Learning with Auxiliary Activation for Memory-Efficient Training

Authors: Sunghyeon Woo, Dongsuk Jeon

ICLR 2023 | Conference PDF | Archive PDF | Plain Text | LLM Run Details

Reproducibility Variable Result LLM Response
Research Type Experimental Experimental results confirm that the proposed learning rule achieves competitive performance compared to backpropagation in various models such as Res Net, Transformer, BERT, Vi T, and MLP-Mixer.
Researcher Affiliation Academia Sunghyeon Woo, Dongsuk Jeon Seoul National University, Seoul, Korea {wsh0917,djeon1}@snu.ac.kr
Pseudocode No The paper provides mathematical equations and figures to describe the process but does not include structured pseudocode or algorithm blocks.
Open Source Code Yes Furthermore, we support code to reproduce our results as follows: https://github.com/Woo Sunghyeon/Auxiliary Activation Learning.
Open Datasets Yes The CIFAR-10 dataset (46) consists of 50,000 training images and 10,000 test images which are 32x32 RGB images for 10-class image classification.
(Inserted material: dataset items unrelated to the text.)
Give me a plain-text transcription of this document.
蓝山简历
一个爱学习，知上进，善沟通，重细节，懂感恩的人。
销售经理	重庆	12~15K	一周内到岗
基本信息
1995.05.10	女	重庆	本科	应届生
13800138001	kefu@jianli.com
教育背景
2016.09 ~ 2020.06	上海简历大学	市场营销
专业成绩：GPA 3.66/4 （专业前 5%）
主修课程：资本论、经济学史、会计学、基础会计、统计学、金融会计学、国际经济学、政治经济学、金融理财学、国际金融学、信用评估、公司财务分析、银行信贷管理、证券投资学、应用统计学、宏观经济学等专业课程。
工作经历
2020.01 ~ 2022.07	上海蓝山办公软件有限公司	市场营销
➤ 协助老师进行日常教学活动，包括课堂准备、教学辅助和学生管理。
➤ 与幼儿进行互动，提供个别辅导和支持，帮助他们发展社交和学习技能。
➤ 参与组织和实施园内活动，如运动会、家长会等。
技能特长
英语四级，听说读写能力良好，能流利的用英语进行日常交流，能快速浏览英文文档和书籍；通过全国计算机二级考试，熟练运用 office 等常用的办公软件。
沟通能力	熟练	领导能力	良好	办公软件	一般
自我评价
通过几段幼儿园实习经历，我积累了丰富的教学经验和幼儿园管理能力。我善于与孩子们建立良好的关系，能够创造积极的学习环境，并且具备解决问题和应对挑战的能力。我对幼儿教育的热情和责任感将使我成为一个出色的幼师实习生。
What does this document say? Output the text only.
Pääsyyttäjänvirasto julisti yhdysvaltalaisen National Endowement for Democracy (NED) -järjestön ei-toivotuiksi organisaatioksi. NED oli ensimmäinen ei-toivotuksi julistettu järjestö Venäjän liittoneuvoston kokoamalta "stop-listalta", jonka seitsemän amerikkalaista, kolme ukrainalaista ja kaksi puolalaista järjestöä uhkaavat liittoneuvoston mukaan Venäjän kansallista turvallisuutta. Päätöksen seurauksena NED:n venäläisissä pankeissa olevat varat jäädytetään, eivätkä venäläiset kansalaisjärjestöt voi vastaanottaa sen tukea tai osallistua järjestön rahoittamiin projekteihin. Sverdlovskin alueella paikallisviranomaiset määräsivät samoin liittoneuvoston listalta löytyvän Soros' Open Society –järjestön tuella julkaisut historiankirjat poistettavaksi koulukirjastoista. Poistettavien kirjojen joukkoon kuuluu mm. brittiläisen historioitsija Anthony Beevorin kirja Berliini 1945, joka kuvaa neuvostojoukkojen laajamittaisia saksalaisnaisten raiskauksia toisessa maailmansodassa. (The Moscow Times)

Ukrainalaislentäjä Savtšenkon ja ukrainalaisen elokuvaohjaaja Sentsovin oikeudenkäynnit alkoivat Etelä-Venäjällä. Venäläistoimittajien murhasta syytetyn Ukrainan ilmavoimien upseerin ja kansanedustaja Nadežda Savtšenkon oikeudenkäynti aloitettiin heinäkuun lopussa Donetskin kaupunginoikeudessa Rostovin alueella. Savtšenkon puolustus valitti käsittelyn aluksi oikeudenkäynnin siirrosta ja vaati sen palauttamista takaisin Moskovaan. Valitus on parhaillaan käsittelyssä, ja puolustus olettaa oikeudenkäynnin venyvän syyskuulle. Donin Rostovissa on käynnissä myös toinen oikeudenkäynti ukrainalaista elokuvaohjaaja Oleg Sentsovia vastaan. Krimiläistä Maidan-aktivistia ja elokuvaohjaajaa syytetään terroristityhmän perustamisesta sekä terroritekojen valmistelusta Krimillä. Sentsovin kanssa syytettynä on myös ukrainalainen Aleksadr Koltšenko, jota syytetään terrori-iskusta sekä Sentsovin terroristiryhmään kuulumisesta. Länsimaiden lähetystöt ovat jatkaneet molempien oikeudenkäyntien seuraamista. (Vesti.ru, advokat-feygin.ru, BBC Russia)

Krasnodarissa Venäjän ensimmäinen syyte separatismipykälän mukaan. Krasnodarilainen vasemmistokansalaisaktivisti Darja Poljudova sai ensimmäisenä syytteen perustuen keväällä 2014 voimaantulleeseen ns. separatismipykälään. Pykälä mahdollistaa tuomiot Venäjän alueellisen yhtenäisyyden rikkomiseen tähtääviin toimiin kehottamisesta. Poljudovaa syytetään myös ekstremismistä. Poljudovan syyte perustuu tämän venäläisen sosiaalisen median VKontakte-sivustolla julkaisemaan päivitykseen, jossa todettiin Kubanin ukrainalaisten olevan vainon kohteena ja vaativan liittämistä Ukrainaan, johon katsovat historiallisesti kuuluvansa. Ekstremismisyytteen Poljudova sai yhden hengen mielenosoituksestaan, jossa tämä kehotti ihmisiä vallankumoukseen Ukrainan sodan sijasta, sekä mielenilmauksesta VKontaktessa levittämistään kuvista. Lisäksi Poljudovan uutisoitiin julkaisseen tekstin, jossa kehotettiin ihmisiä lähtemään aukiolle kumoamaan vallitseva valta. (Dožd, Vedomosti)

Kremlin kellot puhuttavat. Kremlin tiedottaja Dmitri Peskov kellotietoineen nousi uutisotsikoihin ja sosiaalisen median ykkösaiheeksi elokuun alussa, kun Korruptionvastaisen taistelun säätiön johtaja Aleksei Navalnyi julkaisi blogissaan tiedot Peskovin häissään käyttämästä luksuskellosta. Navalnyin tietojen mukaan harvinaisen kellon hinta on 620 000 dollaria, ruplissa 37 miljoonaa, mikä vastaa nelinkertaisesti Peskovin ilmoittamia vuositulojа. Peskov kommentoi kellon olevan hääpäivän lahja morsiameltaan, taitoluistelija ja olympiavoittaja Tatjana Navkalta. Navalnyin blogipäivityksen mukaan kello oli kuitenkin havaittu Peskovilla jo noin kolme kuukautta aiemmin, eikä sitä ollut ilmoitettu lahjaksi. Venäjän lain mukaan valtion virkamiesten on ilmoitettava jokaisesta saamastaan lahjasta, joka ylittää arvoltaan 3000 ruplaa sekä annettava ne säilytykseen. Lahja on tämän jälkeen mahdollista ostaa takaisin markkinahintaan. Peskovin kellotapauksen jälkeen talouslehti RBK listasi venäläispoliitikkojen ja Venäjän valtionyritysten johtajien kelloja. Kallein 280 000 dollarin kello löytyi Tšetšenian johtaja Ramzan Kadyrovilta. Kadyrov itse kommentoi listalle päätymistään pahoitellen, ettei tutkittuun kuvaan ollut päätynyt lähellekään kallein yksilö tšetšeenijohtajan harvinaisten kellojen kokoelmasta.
Likewise, the CIFAR-100 dataset (46) includes 50,000 training images and 10,000 test images with the same resolution for 100-class image classification. The Tiny-Image Net dataset (47) consists of images of 200 classes and each class has 500 images for training. It also contains 10,000 test images. All images included in Tiny Image Net are selected from Image Net and downsized to 64x64.
Dataset Splits Yes The CIFAR-10 dataset (46) consists of 50,000 training images and 10,000 test images which are 32x32 RGB images for 10-class image classification. Likewise, the CIFAR-100 dataset (46) includes 50,000 training images and 10,000 test images with the same resolution for 100-class image classification. Tiny Image Net... consists of images of 200 classes and each class has 500 images for training. It also contains 10,000 test images. Image Net... consists of 1,281,167 training images, 50,000 validation images, and 100,000 test images... The IWSLT 2016 dataset (49)... as a training set while the validation set consists of 13 talks, 1.1K sentences, and 21K tokens. The Multi-Genre Natural Language Inference (Multi NLI) dataset (51)... The dataset is divided into 392702 train sets, 9815 validation matched sets which are subsets of train sets, and 9832 validation mismatched sets which are included in train sets.
Hardware Specification Yes In all experiments, we used Nvidia Ge Force RTX 3090 GPUs. While one GPU was utilized to perform most of the experiments, we used six GPUs to train Res Net on Image Net to reduce training time.
Software Dependencies No The paper mentions using 'Py Torch' but does not specify its version number or versions for other key software dependencies like CUDA.
Experiment Setup Yes For training Res Net-18 from scratch on CIFAR-10, CIFAR-100, and Tiny Image Net, we set the batch size and the total number of epochs to 128 and 200, respectively. We applied stochastic gradient descent with momentum (53) along with weight decaying (46) to our experiments. The momentum and weight decay rate was set to 0.9 and 1e-4, respectively. The learning rate of the layers except for ASA layers was scheduled by cosine annealing (54) with a 0.1 initial learning rate during 200 epochs. In comparison, we used a 100x higher learning rate for ASA layers to make the magnitude of weight updates comparable to those of other layers. We also set ϵ in equations (15) and (16) to 0.01.